Exactly. The real problem is that speach recognition is a niche demand. Speach recognition in and of itself has no mainstream uses. Think of an office full of people using speach recognition. Not pretty. At home? People only want speach recognition if it is tied to computer commands. ("Computer, download my email, filter for spam, then read back the names of the senders.") Who's left? People who find typing difficult because of a physical limitation. While a worthy cause, it may well not be a profitable one.
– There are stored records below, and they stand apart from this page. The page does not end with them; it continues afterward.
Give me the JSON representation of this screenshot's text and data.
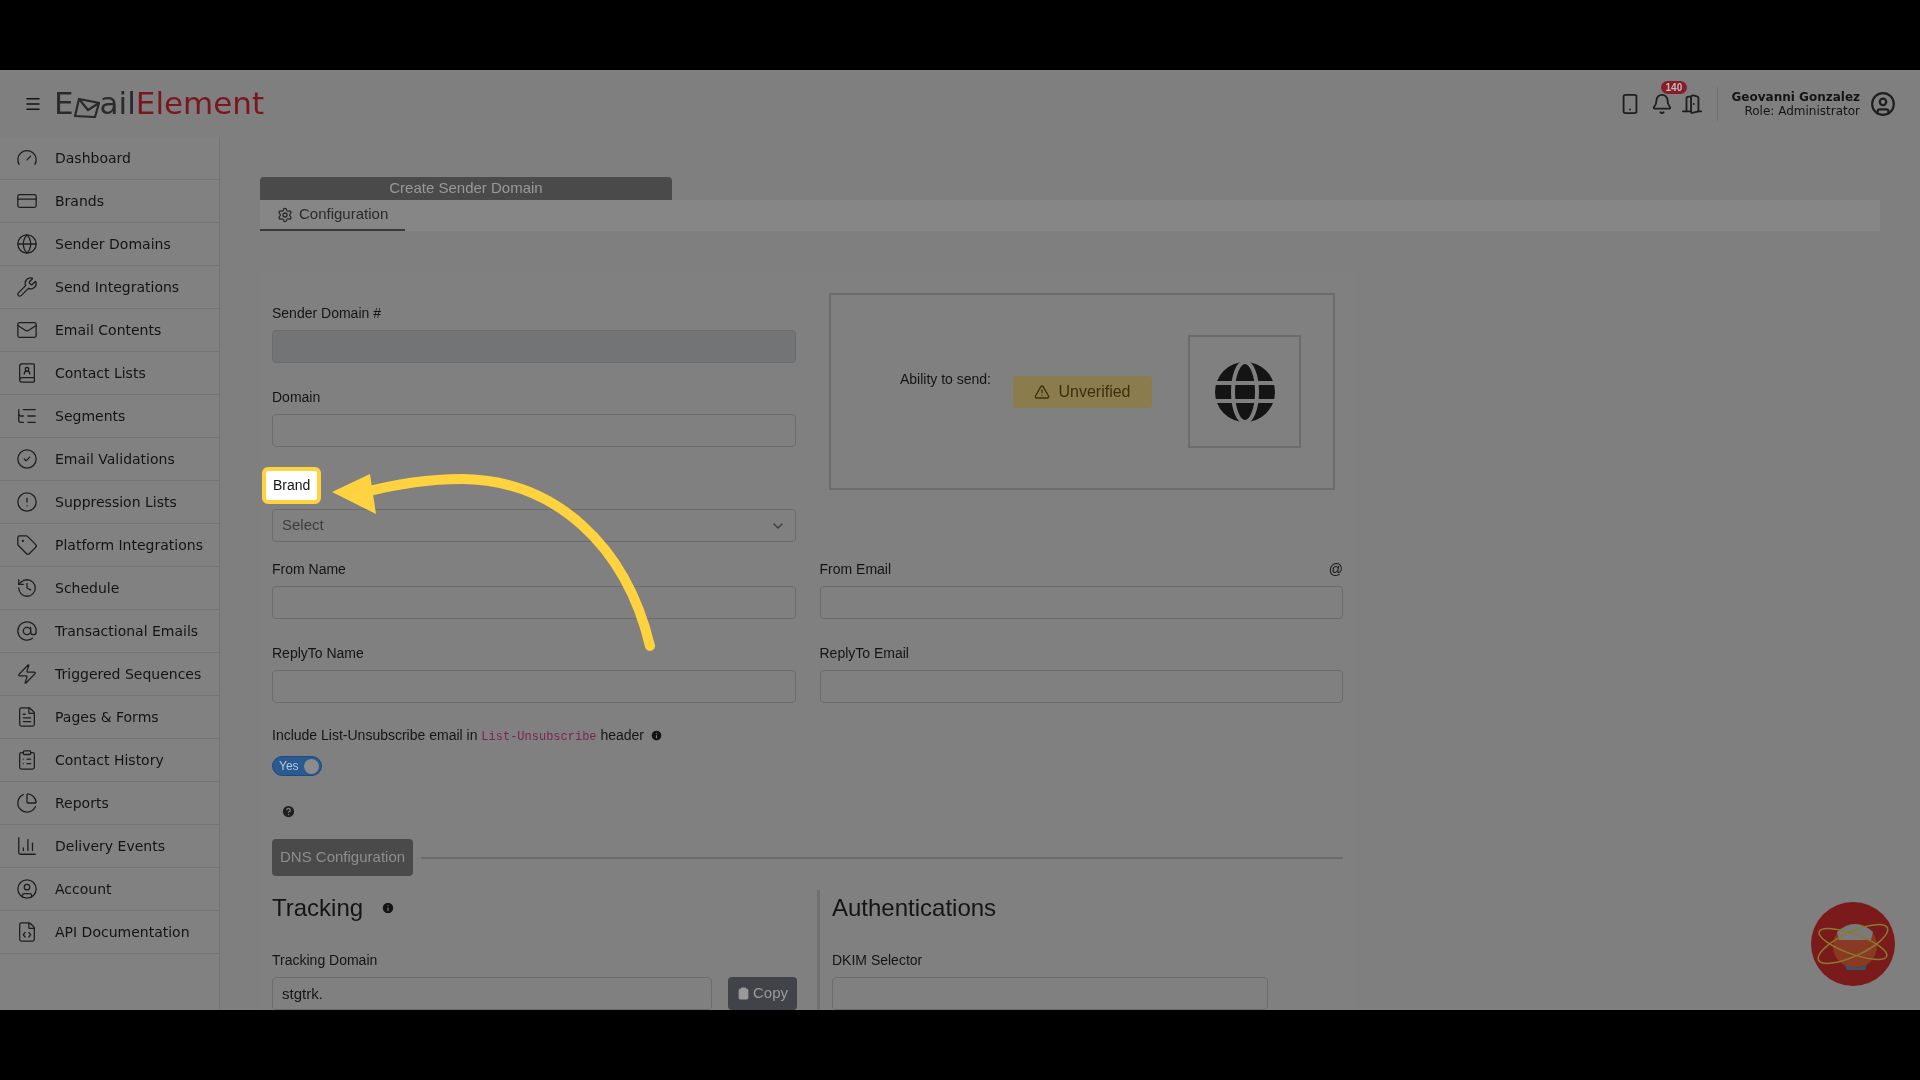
{
  "header": {
    "logo": {
      "dark_start": "E",
      "dark_end": "ail",
      "red": "Element"
    },
    "notification_count": "140",
    "user": {
      "name": "Geovanni Gonzalez",
      "role": "Role: Administrator"
    }
  },
  "sidebar": {
    "items": [
      {
        "label": "Dashboard",
        "kind": "gauge"
      },
      {
        "label": "Brands",
        "kind": "card"
      },
      {
        "label": "Sender Domains",
        "kind": "globe"
      },
      {
        "label": "Send Integrations",
        "kind": "wrench"
      },
      {
        "label": "Email Contents",
        "kind": "mail"
      },
      {
        "label": "Contact Lists",
        "kind": "book"
      },
      {
        "label": "Segments",
        "kind": "list"
      },
      {
        "label": "Email Validations",
        "kind": "check"
      },
      {
        "label": "Suppression Lists",
        "kind": "alert"
      },
      {
        "label": "Platform Integrations",
        "kind": "tag"
      },
      {
        "label": "Schedule",
        "kind": "history"
      },
      {
        "label": "Transactional Emails",
        "kind": "at"
      },
      {
        "label": "Triggered Sequences",
        "kind": "zap"
      },
      {
        "label": "Pages & Forms",
        "kind": "file"
      },
      {
        "label": "Contact History",
        "kind": "clipboard"
      },
      {
        "label": "Reports",
        "kind": "pie"
      },
      {
        "label": "Delivery Events",
        "kind": "bars"
      },
      {
        "label": "Account",
        "kind": "user"
      },
      {
        "label": "API Documentation",
        "kind": "doc"
      }
    ]
  },
  "page_title": "Create Sender Domain",
  "tabs": [
    {
      "label": "Configuration",
      "selected": true
    }
  ],
  "form": {
    "sender_domain_label": "Sender Domain #",
    "domain_label": "Domain",
    "brand": {
      "label": "Brand",
      "placeholder": "Select",
      "highlighted": true
    },
    "from_name_label": "From Name",
    "from_email_label": "From Email",
    "from_email_suffix": "@",
    "reply_to_name_label": "ReplyTo Name",
    "reply_to_email_label": "ReplyTo Email",
    "unsubscribe": {
      "text_before": "Include List-Unsubscribe email in",
      "code": "List-Unsubscribe",
      "text_after": "header",
      "toggle_label": "Yes",
      "on": true
    }
  },
  "status": {
    "label": "Ability to send:",
    "badge": "Unverified"
  },
  "dns_button": "DNS Configuration",
  "tracking": {
    "title": "Tracking",
    "domain_label": "Tracking Domain",
    "domain_value": "stgtrk.",
    "copy_button": "Copy"
  },
  "authentications": {
    "title": "Authentications",
    "dkim_label": "DKIM Selector"
  }
}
Voice being the natural way to interact with devices? Think it through: an entire office trying to dictate to their word processing program all at once, with people popping in to each other trying to talk about work; an airplane of road warriors all trying to dictate stuff to their respective laptops at once (without saying anything confidential); support departments trying to make dictation work with fifty other people speaking commands to their respective clients; or programmers trying to spell their way through their creations.
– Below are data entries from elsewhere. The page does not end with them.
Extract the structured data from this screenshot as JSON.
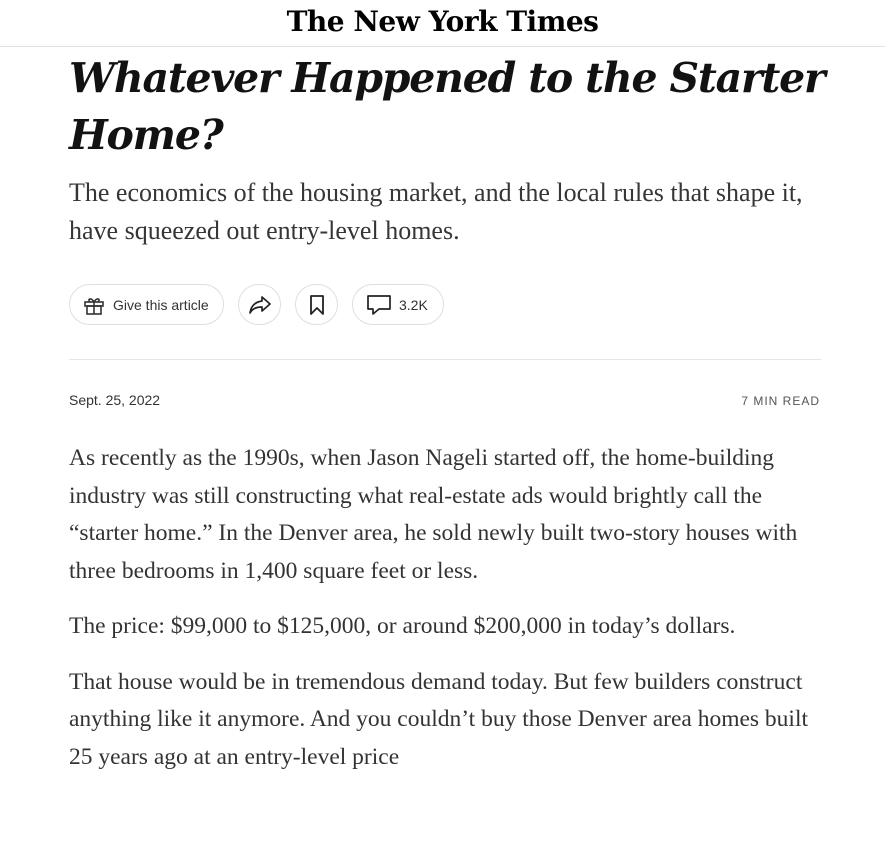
{
  "masthead": {
    "logo_text": "The New York Times"
  },
  "article": {
    "headline": "Whatever Happened to the Starter Home?",
    "summary": "The economics of the housing market, and the local rules that shape it, have squeezed out entry-level homes.",
    "date": "Sept. 25, 2022",
    "read_time": "7 MIN READ",
    "paragraphs": [
      "As recently as the 1990s, when Jason Nageli started off, the home-building industry was still constructing what real-estate ads would brightly call the “starter home.” In the Denver area, he sold newly built two-story houses with three bedrooms in 1,400 square feet or less.",
      "The price: $99,000 to $125,000, or around $200,000 in today’s dollars.",
      "That house would be in tremendous demand today. But few builders construct anything like it anymore. And you couldn’t buy those Denver area homes built 25 years ago at an entry-level price"
    ]
  },
  "actions": {
    "gift_label": "Give this article",
    "gift_icon": "gift-icon",
    "share_icon": "share-icon",
    "bookmark_icon": "bookmark-icon",
    "comments_icon": "comment-icon",
    "comments_count": "3.2K"
  }
}
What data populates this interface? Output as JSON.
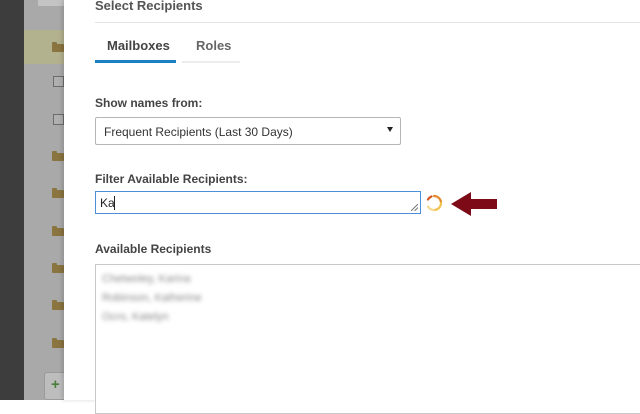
{
  "dialog": {
    "title": "Select Recipients",
    "tabs": [
      {
        "label": "Mailboxes",
        "active": true
      },
      {
        "label": "Roles",
        "active": false
      }
    ],
    "show_names_label": "Show names from:",
    "show_names_select": {
      "value": "Frequent Recipients (Last 30 Days)"
    },
    "filter_label": "Filter Available Recipients:",
    "filter_input": {
      "value": "Ka"
    },
    "available_label": "Available Recipients",
    "available_list": [
      {
        "label": "Chetwoley, Karina"
      },
      {
        "label": "Robinson, Katherine"
      },
      {
        "label": "Ocro, Katelyn"
      }
    ]
  },
  "icons": {
    "loading": "loading-spinner-icon",
    "arrow": "left-arrow-icon",
    "folder": "folder-icon",
    "add": "plus-icon"
  },
  "colors": {
    "accent": "#1b7fc4",
    "arrow": "#7d0a17",
    "spinner": "#e58a2a"
  }
}
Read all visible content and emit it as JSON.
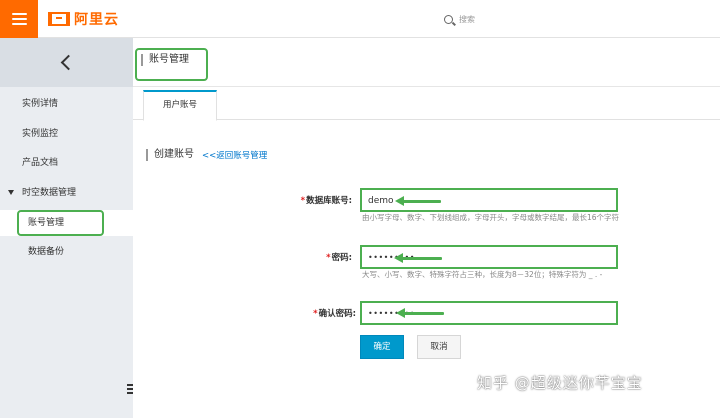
{
  "header": {
    "logo_text": "阿里云",
    "search_placeholder": "搜索"
  },
  "sidebar": {
    "items": [
      {
        "label": "实例详情"
      },
      {
        "label": "实例监控"
      },
      {
        "label": "产品文档"
      }
    ],
    "group": {
      "label": "时空数据管理",
      "expanded": true
    },
    "sub_items": [
      {
        "label": "账号管理",
        "active": true
      },
      {
        "label": "数据备份"
      }
    ]
  },
  "main": {
    "page_title": "账号管理",
    "tabs": [
      {
        "label": "用户账号",
        "active": true
      }
    ],
    "section_title": "创建账号",
    "back_link": "<<返回账号管理",
    "form": {
      "account": {
        "label": "数据库账号:",
        "value": "demo",
        "help": "由小写字母、数字、下划线组成，字母开头，字母或数字结尾，最长16个字符"
      },
      "password": {
        "label": "密码:",
        "value": "•••••••••",
        "help": "大写、小写、数字、特殊字符占三种，长度为8－32位；特殊字符为 _ . -"
      },
      "confirm": {
        "label": "确认密码:",
        "value": "•••••••••"
      },
      "submit_label": "确定",
      "cancel_label": "取消"
    }
  },
  "watermark": "知乎 @超级迷你芊宝宝",
  "colors": {
    "brand": "#ff6a00",
    "primary_button": "#0099cc",
    "annotation_green": "#4caf50",
    "link": "#0077cc",
    "required": "#e02020"
  }
}
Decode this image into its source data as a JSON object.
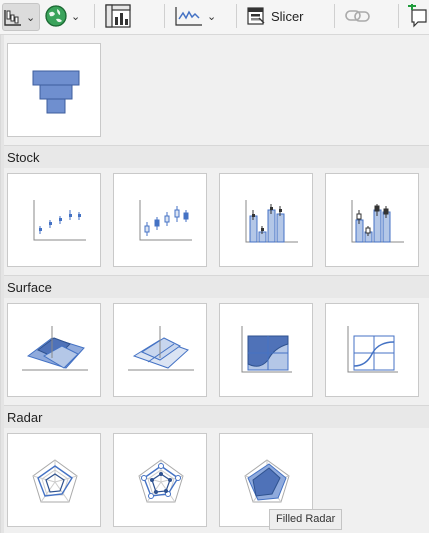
{
  "ribbon": {
    "slicer_label": "Slicer"
  },
  "sections": {
    "stock": "Stock",
    "surface": "Surface",
    "radar": "Radar"
  },
  "tooltip": "Filled Radar",
  "icons": {
    "waterfall": "waterfall-chart-icon",
    "globe": "map-chart-icon",
    "pivot": "pivot-chart-icon",
    "sparkline": "sparkline-icon",
    "slicer": "slicer-icon",
    "link": "link-icon",
    "comment": "new-comment-icon"
  },
  "colors": {
    "accent": "#4472c4",
    "fill_light": "#b4c7e7",
    "fill_mid": "#8faadc",
    "fill_dark": "#5b7fc4"
  }
}
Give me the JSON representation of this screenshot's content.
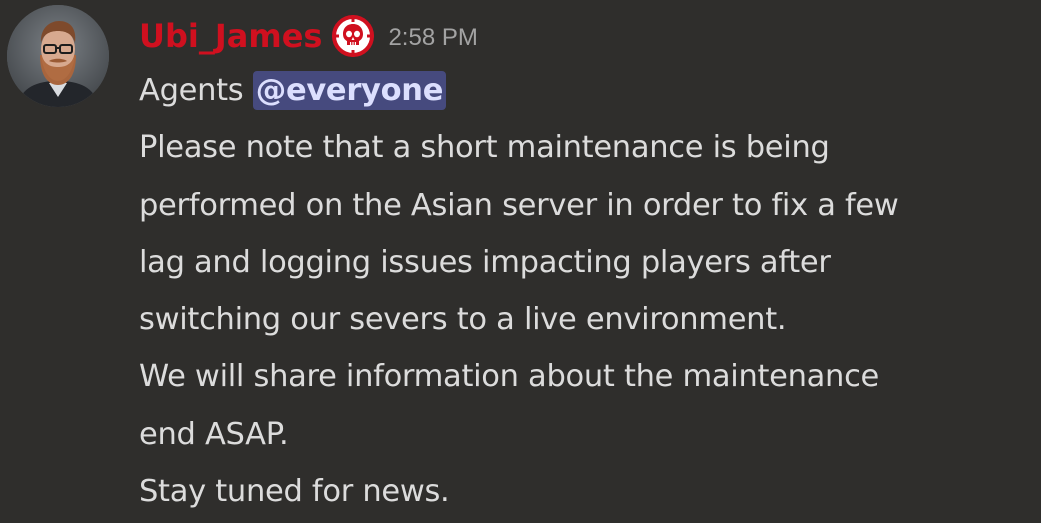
{
  "message": {
    "author": {
      "username": "Ubi_James",
      "avatar_icon": "profile-photo-bearded-man-with-glasses",
      "role_icon": "division-skull-crosshair-icon",
      "name_color": "#d0101f"
    },
    "timestamp": "2:58 PM",
    "intro_text": "Agents ",
    "mention": "@everyone",
    "lines": [
      "Please note that a short maintenance is being",
      "performed on the Asian server in order to fix a few",
      "lag and logging issues impacting players after",
      "switching our severs to a live environment.",
      "We will share information about the maintenance",
      "end ASAP.",
      "Stay tuned for news."
    ]
  },
  "colors": {
    "background": "#2f2e2c",
    "text": "#dcdcdc",
    "mention_background": "#464a7e",
    "mention_text": "#dcdffe",
    "timestamp": "#a3a3a3"
  }
}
And have you ever actually tried speaking for eight to ten hours at a stretch? I'm not talking about random, occasional speech acts, but sustained, focused speech. You'd have about three weeks until laryngitis became an occupational hazard among white-collar workers.
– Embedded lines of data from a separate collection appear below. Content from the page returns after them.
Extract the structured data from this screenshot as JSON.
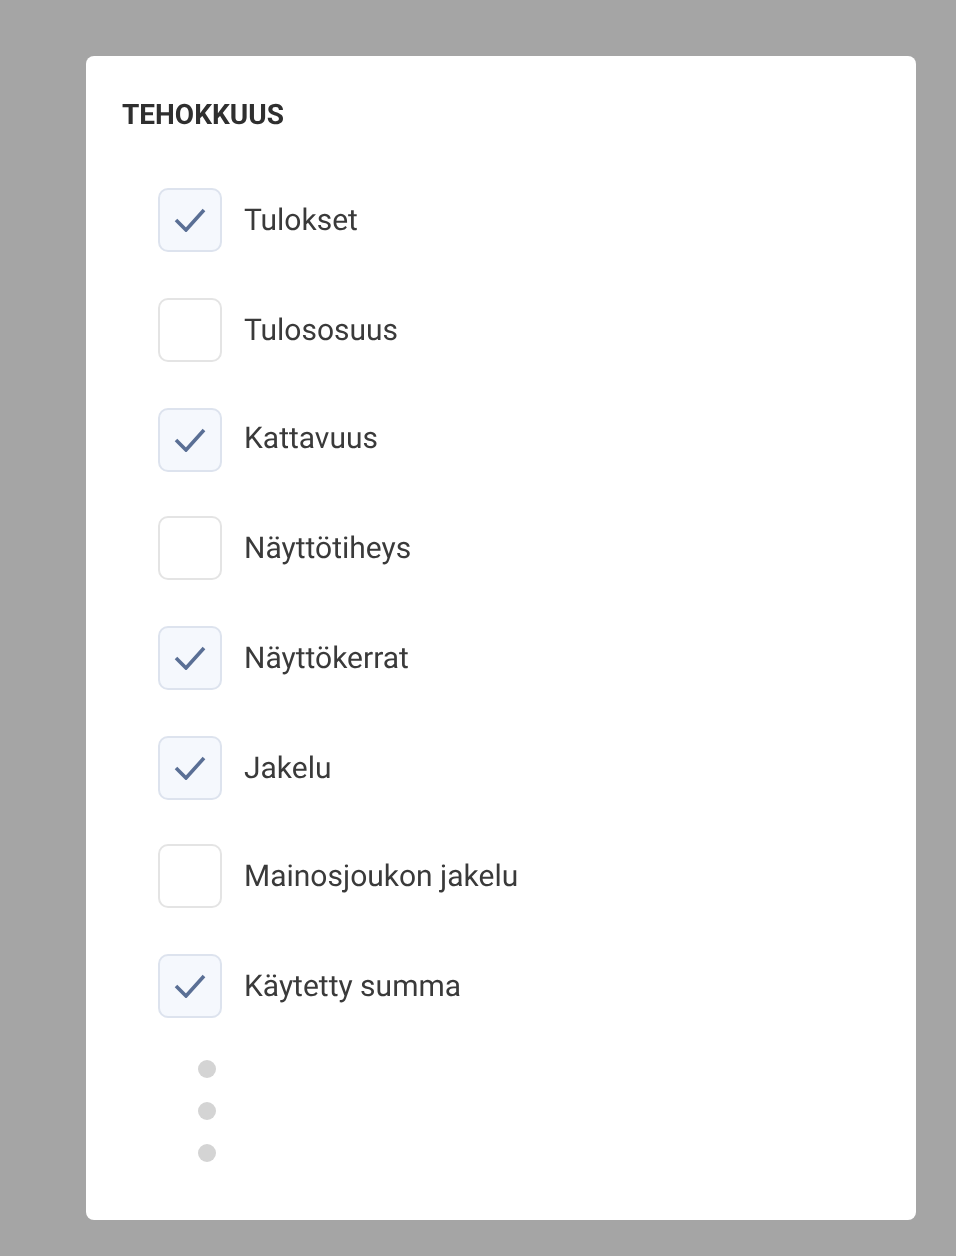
{
  "section": {
    "title": "TEHOKKUUS",
    "options": [
      {
        "label": "Tulokset",
        "checked": true
      },
      {
        "label": "Tulososuus",
        "checked": false
      },
      {
        "label": "Kattavuus",
        "checked": true
      },
      {
        "label": "Näyttötiheys",
        "checked": false
      },
      {
        "label": "Näyttökerrat",
        "checked": true
      },
      {
        "label": "Jakelu",
        "checked": true
      },
      {
        "label": "Mainosjoukon jakelu",
        "checked": false
      },
      {
        "label": "Käytetty summa",
        "checked": true
      }
    ]
  }
}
Speech is nice, but it is very much a niche application. Not only now, but ever. A keyboard is faster than speech, and does not contribute to noise level or occupational damage nearly as much as sustained speech would. It's a nice, even essential, mode of operation for those apps when a keyboard just won't do; the disabled, firemen, surgeons and so on will rightly love the interface. For mainstream use, however, it's just not good enough even when it's perfect.
It could become an accessory input, on the lines of replacing menu commands for an app: mark text, say "cut", mark a place, say "paste" and so on, but it just would never replace keyboard input in any mainstream application.
Trust the Computer. The Computer is your friend.
"Think of an office full of people using speach recognition. Not pretty. "
Almost as frightening as an office full of people all using telephones.
You don't remember typewriters and adding machines, or for that matter, the dictaphone, do you?
-fb Everything not expressly forbidden is now mandatory.
The new model of the Sharp Zaurus will have a built in microphone and an application where you can dictate notes right into calendar.
Just because you have 300 mhz doesn't mean it can do the same as a notebook computer. The CPU on a notebook has additional instructions (floating point arthithmetec), and more importantly it has additional chipset that support the main processor. Most PDA's use Risc processors ie in Palms. The current algrithems use a lot of floating point instuctions, the RISC processors do not have floating point. Most computers have multimeadia chipsets that are in addition to the main processor that most of you are thinking of. You mention only a few companies that have voice reconigtion but there are many more but not on the market now. One of them to watch is Apple it has had voice reconignition but not doing alot of new products with it. Dragon for Newton is the one I still use that takes simple words and does instructions but the Newton is not sold any more. The Newton is I think 100mhz. The Zarus should be able to do it with Linux. I think we will just have to wait. Microsoft will probably not do it because it has not show to be a money maker.